İzmir hızla büyüyor ve kalabalıklaşıyor. Bunun trafik üzerindeki etkisi tartışılmaz. Ama belli istikametlerde çok katlı bina inşaatlarına izin veren imar planları yapılırken bunun gelecekte yaratacağı yoğunluk göz önüne alınmamalı mıydı? Planlar yapılırken alternatif yollar düşünülmemeli miydi? Diye sormadan edemiyorum.
Hele hele her birinde alışveriş merkezi, kafeler ve restoranlar ile yüzlerce konut, ofis barındıran gökdelenlerin yapımından önce ki daha onlarcası da yapılmaya devam ediliyor, altyapı problemlerinin nasıl izale edilebileceği düşünülmemeli miydi? Bayraklıda, adliyenin civarında ne yol yetiyor, nede otopark. Aslında her yer aynı durumda.
Tam burada yazılması gereken bir şey daha var. İzmir’de trafik de kanımca iyi yönetilmiyor veya denetlenmiyor. Otobüslerin hiçbirisi duraklara yanaşıp yolcu indirme bindirme yapmıyor daha doğru ifadeyle yapamıyor. Çünkü durak cepleri otopark gibi kullanılıyor. O nedenle otobüs yol ortasında duruyor, bu sefer trafik tıkanıyor.

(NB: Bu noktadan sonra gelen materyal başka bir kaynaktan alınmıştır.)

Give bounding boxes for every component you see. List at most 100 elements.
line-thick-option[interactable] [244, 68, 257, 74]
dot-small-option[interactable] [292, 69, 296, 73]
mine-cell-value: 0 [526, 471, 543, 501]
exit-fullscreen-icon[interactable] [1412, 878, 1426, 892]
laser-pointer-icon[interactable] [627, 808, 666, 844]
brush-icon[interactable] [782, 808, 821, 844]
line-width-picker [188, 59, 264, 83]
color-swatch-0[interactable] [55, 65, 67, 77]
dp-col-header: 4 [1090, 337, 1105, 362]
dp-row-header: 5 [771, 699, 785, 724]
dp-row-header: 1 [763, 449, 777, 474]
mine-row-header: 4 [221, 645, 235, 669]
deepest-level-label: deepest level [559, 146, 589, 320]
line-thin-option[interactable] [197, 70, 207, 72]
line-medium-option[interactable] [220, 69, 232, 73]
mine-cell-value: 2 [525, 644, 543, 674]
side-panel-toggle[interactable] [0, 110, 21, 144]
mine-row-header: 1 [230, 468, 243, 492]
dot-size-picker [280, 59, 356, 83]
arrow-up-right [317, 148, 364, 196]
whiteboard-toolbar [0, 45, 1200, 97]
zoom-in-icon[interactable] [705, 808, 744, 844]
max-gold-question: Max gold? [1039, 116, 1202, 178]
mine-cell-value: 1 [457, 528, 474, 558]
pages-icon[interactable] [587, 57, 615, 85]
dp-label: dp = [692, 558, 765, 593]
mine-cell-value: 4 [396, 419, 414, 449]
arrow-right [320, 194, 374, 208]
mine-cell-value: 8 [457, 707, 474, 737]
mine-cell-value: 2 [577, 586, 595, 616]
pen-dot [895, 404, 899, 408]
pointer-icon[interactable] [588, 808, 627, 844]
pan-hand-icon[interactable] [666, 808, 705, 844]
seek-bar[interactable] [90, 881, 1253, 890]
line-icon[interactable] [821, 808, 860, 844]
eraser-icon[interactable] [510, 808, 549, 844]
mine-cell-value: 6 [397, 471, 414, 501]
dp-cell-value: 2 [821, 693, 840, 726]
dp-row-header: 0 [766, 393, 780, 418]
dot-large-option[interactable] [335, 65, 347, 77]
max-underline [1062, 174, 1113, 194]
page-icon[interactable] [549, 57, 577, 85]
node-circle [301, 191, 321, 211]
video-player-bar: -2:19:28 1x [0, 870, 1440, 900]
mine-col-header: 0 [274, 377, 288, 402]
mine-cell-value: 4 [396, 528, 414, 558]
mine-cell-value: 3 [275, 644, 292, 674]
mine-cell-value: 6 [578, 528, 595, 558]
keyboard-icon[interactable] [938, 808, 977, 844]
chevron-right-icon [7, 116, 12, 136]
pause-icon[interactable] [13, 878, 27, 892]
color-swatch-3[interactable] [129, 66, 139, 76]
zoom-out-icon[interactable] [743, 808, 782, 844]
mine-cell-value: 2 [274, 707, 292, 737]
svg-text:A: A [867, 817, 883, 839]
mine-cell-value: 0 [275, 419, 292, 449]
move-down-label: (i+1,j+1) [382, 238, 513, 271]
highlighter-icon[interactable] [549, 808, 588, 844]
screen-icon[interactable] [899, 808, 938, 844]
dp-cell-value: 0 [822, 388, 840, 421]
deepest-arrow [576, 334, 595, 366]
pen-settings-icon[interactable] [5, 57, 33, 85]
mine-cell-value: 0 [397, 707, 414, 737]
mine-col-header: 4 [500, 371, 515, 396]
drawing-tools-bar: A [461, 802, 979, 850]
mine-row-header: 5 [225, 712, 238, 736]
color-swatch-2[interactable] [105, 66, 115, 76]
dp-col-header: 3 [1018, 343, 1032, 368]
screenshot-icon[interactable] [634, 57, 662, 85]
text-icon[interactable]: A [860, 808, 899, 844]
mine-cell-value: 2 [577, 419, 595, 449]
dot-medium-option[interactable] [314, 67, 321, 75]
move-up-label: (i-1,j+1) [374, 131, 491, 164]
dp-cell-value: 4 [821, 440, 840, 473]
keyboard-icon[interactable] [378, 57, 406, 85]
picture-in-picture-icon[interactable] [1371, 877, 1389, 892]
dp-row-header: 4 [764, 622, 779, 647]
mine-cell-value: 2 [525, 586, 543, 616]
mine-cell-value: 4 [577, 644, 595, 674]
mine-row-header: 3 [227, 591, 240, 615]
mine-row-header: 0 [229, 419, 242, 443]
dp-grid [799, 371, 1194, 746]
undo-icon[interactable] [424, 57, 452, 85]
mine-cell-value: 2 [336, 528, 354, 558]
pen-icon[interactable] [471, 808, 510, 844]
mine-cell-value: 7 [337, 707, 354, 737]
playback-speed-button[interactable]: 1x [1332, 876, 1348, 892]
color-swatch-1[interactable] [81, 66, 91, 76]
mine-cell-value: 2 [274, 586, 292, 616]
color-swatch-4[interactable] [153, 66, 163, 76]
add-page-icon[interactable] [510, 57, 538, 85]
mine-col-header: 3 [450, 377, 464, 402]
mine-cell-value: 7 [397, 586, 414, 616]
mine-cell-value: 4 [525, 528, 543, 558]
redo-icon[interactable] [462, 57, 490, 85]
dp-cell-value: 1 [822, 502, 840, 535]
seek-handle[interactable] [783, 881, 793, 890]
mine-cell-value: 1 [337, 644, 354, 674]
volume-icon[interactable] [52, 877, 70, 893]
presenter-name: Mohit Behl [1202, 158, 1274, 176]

Mithatpaşa caddesi, Alsancak cumhuriyet bulvarı, Talatpaşa, Karşıyaka sahil yolu hep aynı.
Dükkanlar kaldırım işgalleri yetmiyormuş gibi yol kıyısı park yerlerine de masa sandalye koyup oturuyorlar veya belediyeye bir bedel ödemeksizin o park yerlerini levhalarını koyup sahipleniyorlar. Sıkıyorsa park et. Kavga hazır.

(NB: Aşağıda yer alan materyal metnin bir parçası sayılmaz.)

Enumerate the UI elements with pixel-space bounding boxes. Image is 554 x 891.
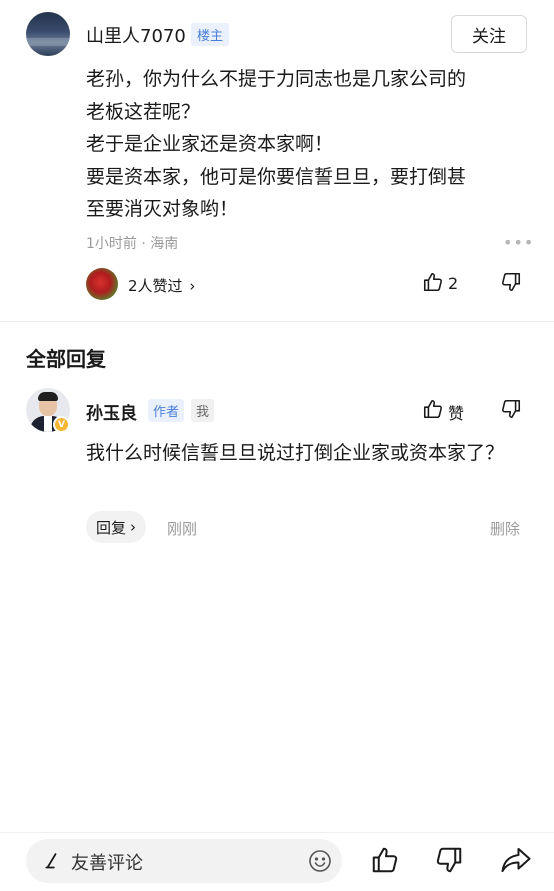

Araç kullananların çoğu araç kullanmayı biliyor ama trafiği kullanmayı bilmiyorlar. Yol vermek, tali yoldan çıkan aracın geçişini kolaylaştırmak için azıcık yavaşlamak bunlar artık rüyamızda görsek inanamayacağımız şeyler. Önündeki trafik durunca yan yolun geçişini boş bırakarak beklemek, böylece diğer yolun akışına engel olmamak, bilinmiyor. Gelip tıkıyor geçişi, o duruyor sen de gidemiyorsun tıkanıklık katlanıyor.
En sol şeritten hızla gelip aniden ve diğer şeritlerde seyreden araçları tehlikeye atarak sağ taraftaki çıkıştan çıkmaya çalışmak, döner kavşaklarda dönüş sonrası gideceği istikametin tam tersindeki şeritte bekleyip sonra yine tüm dönenleri riske ederek aksi yöne girmek, bunların hepsi bilgisizlik ve bilinçsizlik mahsulü işler.
Ne yazıktır ki bunların çoğu trafik polislerinin gözü önünde oluyor. Hah şimdi yiyecek cezayı dediğimiz noktada sürücü yoluna devam ediyor. Denetimler evrak kontrolü, sürat kontrolü (radar), park cezası düzeyinde kalıyor. Oysa ki hareketli trafikte bunlardan çok daha tehlikeli hareketler gırla gidiyor. Evraklar tamam. Ama her hareketi faul.
Hangi birini yazayım, insanı uykudan zıplatan motosiklet, otomobil egzoz seslerini mi, yerli yersiz klakson çalanları mı, sağa işaret verip sola dönenleri mi, kırmızı ışıkta geçen, sağından solundan fütursuzca fırlayan motor kuryeleri mi? Yaya geçidinden geçerken üzerine araç süren şoförleri mi, daha sarı ışık yanarken fırlayıp, diğer taraftan gelip geçişini tamamlamamış araçlarla çarpışanları mı?
Tek çare daha yoğun eğitim. Ehliyet alabilmek için asgari lise mezunu olma koşulu getirilmeli. Bu arada trafik polislerinin de zaman zaman hizmet içi eğitimle bilgilerini tazelemeleri gereğini de unutmamalıyız.